The first culprit was Vercel’s default Turbo build machine, which he says charged him 12 cents per build minute versus Elastic starting around 3/10 of a penny per minute. The second was concurrent builds: because he was pushing tiny fixes constantly, he’d have multiple nearly identical deploys running at the same time and getting billed for all of them.

Twitter Roasts, Theo’s Reply, and the Obvious-in-Hindsight Fixes

After posting about the surprise bill on X, Theo jumped in with a blunt “WTF is wrong with your build process,” which Berman takes in stride because the advice was useful. That thread helped him realize the deeper issue was absurdly slow builds — often 3 to 4 minutes — and after tuning things, getting builds down to seconds or around a minute, plus using GitHub hooks for builds and Vercel just for deploys, the cost dropped to just a couple dollars.

The Sponsor Break, Then the Real Broader Question

After a short sponsor segment for Recall 2.0, he widens the frame beyond Vercel. Around four or five months ago, he says, something changed with AI coding — citing Opus 4.5 and people like Anthropic’s Boris Cherny and OpenClaw founder Peter Steinberger saying they’ve largely stopped writing or even reading code by hand.

AI Isn’t Just Writing the Code — It’s Choosing the Stack

Berman says the automation doesn’t stop at implementation: AI also keeps recommending the same infrastructure choices like Vercel, Resend, Fly.io, and Railway, and he’s found himself accepting those suggestions without thinking through plan fit, support quality, uptime, or dependency risk. He points out that this mattered deeply when he previously started software companies, but vibe coding has made him sloppier about those business-critical decisions.

GEO Is Becoming a Real Distribution Advantage

He argues that GEO — showing up in generative AI recommendations — is now as important as SEO for dev tools. That helps explain why the same companies keep surfacing in coding agents and why they’re growing so quickly, with Resend’s founder recently posting that the company went from 1 million to 2 million users in just four months.

Why “Just Review It” Stops Making Sense at AI Speed

The core argument lands here: it’s physically impossible to review all AI-generated code once output scales beyond human bandwidth.
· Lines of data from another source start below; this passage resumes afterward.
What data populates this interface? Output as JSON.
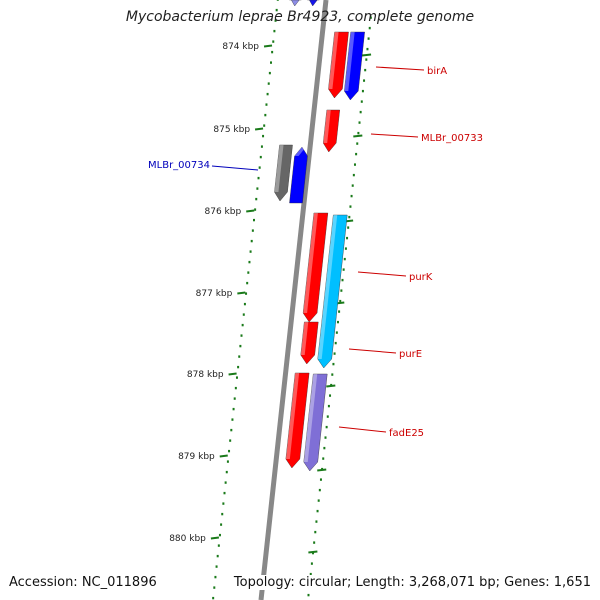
{
  "title": "Mycobacterium leprae Br4923, complete genome",
  "accession": "Accession: NC_011896",
  "topology": "Topology: circular; Length: 3,268,071 bp; Genes: 1,651",
  "colors": {
    "backbone": "#888888",
    "ticks": "#1a7a1a",
    "forward_label": "#cc0000",
    "reverse_label": "#0000bb"
  },
  "ruler": [
    {
      "label": "874 kbp"
    },
    {
      "label": "875 kbp"
    },
    {
      "label": "876 kbp"
    },
    {
      "label": "877 kbp"
    },
    {
      "label": "878 kbp"
    },
    {
      "label": "879 kbp"
    },
    {
      "label": "880 kbp"
    }
  ],
  "gene_labels": [
    {
      "name": "birA",
      "side": "right"
    },
    {
      "name": "MLBr_00733",
      "side": "right"
    },
    {
      "name": "MLBr_00734",
      "side": "left"
    },
    {
      "name": "purK",
      "side": "right"
    },
    {
      "name": "purE",
      "side": "right"
    },
    {
      "name": "fadE25",
      "side": "right"
    }
  ],
  "features": [
    {
      "color": "#ff0000",
      "dir": "down"
    },
    {
      "color": "#0000ff",
      "dir": "down"
    },
    {
      "color": "#ff0000",
      "dir": "down"
    },
    {
      "color": "#666666",
      "dir": "down"
    },
    {
      "color": "#0000ff",
      "dir": "up"
    },
    {
      "color": "#ff0000",
      "dir": "down"
    },
    {
      "color": "#00bfff",
      "dir": "down"
    },
    {
      "color": "#ff0000",
      "dir": "down"
    },
    {
      "color": "#ff0000",
      "dir": "down"
    },
    {
      "color": "#7f6fd6",
      "dir": "down"
    },
    {
      "color": "#8c8ce6",
      "dir": "down"
    },
    {
      "color": "#1515ee",
      "dir": "down"
    }
  ]
}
He says even reviewing functionality in natural language doesn’t fully solve it, because specs become giant essays, implementation can drift from what you thought you asked for, and features can appear that make you think, “I don’t remember ever asking for that.”
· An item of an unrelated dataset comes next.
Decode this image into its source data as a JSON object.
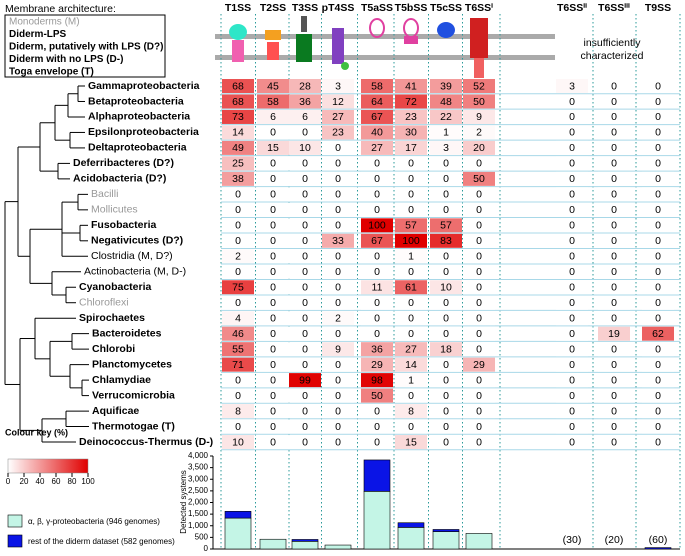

Coding Tools Are Quietly Training You Not to Look at Code

He traces the interface shift from IDEs centered on files and tab completion to Cursor, Codex, and Claude Code experiences where chat is the main surface and code is hidden behind clicks. In some cases, the tools now emphasize the rendered product in a browser instead of the implementation, which he says makes the industry direction pretty clear: not reading the code is becoming a feature, not a bug.

The Bigger Fear: AI-Written Code Humans Can’t Really Parse

Berman ends on a more philosophical note: today’s languages like Python and Ruby were designed to be readable for humans, but AI doesn’t need that constraint. If models eventually write code in representations optimized for machines, humans may only get a natural-language explanation of systems they can’t actually inspect — which is why he circles back to the Vercel bill and says fundamentals still matter, especially if you’re building production systems.